O cacique Raoni, uma das principais lideranças indígenas do país, disse que Lula não cumpriu o que prometeu no dia da posse com relação à proteção dos povos originários. O que achou da declaração? Acho natural que o cacique tenha o seu ponto de vista, mas ainda não passou da hora de cumprir tudo que foi prometido. Afinal de contas, temos um passivo muito grande e estamos trabalhando para cumprir. Homologamos oito terras indígenas em menos de um ano, sendo que em dez anos foram apenas onze áreas demarcadas. Estamos fazendo a desintrusão de terras indígenas, retirando garimpeiros, grileiros e madeireiros. Essas medidas estão em curso, já fizemos em quatro áreas. Também há esse investimento permanente no território ianomâmi.
O que falta para avançar mais rápido?

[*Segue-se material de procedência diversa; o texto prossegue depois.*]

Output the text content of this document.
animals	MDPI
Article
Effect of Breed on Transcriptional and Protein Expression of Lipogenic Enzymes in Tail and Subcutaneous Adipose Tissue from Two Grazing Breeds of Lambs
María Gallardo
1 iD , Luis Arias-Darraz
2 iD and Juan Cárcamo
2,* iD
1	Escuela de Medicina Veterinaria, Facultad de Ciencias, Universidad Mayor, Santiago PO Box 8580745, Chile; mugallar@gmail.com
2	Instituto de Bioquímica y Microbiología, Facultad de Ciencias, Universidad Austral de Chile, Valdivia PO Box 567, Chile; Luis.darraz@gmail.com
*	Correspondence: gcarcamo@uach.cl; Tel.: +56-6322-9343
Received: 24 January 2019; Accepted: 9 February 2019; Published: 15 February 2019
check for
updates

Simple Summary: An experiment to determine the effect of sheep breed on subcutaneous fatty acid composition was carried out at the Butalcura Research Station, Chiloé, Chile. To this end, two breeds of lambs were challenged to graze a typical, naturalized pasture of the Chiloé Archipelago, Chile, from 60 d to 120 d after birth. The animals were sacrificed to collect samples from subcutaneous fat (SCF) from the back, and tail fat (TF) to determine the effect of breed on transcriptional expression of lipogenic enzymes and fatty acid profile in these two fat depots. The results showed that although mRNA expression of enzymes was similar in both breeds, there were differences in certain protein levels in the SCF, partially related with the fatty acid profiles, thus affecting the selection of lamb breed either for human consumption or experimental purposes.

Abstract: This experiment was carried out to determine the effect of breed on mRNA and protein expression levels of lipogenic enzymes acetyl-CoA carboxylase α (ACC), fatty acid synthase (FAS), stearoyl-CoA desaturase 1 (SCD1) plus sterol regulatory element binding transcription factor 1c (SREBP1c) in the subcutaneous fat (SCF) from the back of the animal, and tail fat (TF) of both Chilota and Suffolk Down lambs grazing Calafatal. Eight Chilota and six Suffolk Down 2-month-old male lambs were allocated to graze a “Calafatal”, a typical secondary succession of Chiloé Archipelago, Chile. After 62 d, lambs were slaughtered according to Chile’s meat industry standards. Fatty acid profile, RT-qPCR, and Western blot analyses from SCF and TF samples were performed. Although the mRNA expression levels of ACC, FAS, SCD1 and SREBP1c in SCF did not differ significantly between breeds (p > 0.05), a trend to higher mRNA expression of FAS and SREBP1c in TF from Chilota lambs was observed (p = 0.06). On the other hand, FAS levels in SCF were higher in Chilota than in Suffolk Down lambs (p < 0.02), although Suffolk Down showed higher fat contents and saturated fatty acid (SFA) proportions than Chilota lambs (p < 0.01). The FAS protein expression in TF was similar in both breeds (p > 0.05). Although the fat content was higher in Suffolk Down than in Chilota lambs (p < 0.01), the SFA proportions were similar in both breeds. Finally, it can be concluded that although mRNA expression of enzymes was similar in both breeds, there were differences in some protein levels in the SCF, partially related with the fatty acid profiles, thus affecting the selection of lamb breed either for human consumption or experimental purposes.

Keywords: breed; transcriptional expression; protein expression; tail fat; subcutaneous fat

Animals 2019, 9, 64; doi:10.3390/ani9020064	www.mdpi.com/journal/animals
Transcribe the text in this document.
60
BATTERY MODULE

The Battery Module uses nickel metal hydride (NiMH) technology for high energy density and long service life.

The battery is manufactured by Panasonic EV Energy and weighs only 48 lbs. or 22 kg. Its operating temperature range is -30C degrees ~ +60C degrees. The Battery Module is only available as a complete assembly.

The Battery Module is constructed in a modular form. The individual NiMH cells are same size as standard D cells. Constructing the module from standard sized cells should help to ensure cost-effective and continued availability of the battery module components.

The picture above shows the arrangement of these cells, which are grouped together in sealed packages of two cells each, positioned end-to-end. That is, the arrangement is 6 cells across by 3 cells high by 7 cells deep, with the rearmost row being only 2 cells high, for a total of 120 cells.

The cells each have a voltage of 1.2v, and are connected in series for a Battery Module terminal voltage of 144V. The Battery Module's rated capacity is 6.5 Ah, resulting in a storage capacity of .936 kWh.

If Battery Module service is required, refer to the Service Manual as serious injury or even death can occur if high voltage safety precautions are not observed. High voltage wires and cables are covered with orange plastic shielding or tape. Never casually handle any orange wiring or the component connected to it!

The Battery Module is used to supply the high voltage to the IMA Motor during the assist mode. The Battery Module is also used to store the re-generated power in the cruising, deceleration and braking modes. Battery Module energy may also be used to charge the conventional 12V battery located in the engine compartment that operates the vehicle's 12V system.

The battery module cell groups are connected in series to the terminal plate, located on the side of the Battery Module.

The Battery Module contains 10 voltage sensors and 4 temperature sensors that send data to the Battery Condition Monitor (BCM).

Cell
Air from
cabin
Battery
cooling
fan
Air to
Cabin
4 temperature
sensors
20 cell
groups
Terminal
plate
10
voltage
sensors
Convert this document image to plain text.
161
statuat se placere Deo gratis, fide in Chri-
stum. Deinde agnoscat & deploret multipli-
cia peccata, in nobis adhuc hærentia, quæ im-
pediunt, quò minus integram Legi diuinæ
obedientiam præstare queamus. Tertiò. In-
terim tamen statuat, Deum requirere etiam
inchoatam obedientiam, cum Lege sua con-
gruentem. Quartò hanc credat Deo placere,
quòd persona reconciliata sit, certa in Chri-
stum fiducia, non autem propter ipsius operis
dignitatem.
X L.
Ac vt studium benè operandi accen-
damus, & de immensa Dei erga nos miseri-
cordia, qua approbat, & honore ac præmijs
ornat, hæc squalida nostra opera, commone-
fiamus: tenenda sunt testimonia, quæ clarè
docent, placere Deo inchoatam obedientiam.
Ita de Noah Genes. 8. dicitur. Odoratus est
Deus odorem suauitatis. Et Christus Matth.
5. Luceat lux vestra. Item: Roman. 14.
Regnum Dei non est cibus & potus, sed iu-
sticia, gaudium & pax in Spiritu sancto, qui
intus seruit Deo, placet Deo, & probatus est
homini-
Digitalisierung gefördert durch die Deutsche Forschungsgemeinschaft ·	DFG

Esse é um trabalho complexo, precisamos de segurança, estrutura e articulação para que essas ações aconteçam. Estamos implementando planos de gestão, retomamos o Conselho Nacional de Política Indigenista, que será instalado neste ano. Temos muitas coisas realizadas e que precisam ser mostradas para que as pessoas saibam o que estamos fazendo. Às vezes dizem que falta isso ou falta aquilo, mas também falta às pessoas conhecer as ações que estão sendo realizadas.
“A pressão vem de todos os lados, até do Congresso, já que nossas pautas são totalmente divergentes. Há ainda uma grande expectativa dos povos indígenas de que tudo se resolva de imediato”
Por que levou tanto tempo para a criação de um ministério dedicado à questão indígena? De fato, demorou séculos para ocuparmos cargos estratégicos, como o ministério e a presidência da Funai. Isso decorre da marginalização dos povos indígenas ao longo do tempo. Lula teve uma coragem incomparável ao atender a essa demanda e criar esse ministério. Com atraso, claro, mas em um momento muito oportuno.
A estrutura que tem no ministério hoje, como orçamento e efetivo de pessoal, é suficiente? Acho que vários ministérios estão na mesma berlinda. Ainda falta muito para termos uma estrutura suficiente, afinal de contas, temos problemas grandiosos a ser resolvidos. Estamos trabalhando como um ministério articulador, temos a Funai, que é nosso órgão executor, mas atuamos de forma compartilhada. Por isso, com os recursos sendo insuficientes, buscamos articulação com outras pastas que têm mais estrutura. A orientação do presidente Lula é que seja um trabalho transversal entre os ministérios. A política indígena não se resume ao Ministério dos Povos Indígenas; temos a educação, a saúde, o meio ambiente, as ações de segurança alimentar com o Ministério do Desenvolvimento Social, a estratégia de segurança com o Ministério da Justiça. A política indigenista está distribuída em várias pastas.
Acha que a causa indígena e as questões ligadas à preservação da Amazônia podem ser beneficiadas com a realização da COP30 em Belém, em 2025? Temos uma grande expectativa. É a hora de a Amazônia falar com o mundo em vez de o mundo falar pela Amazônia. Essa desintrusão das terras indígenas feita pelo governo e o avanço da demarcação de terras são medidas que vão permitir zerar o desmatamento até 2030. Os povos originários se apresentam como uma das últimas alternativas para conter as mudanças climáticas. Esperamos apoio para ser protagonistas e parte da solução para essa crise.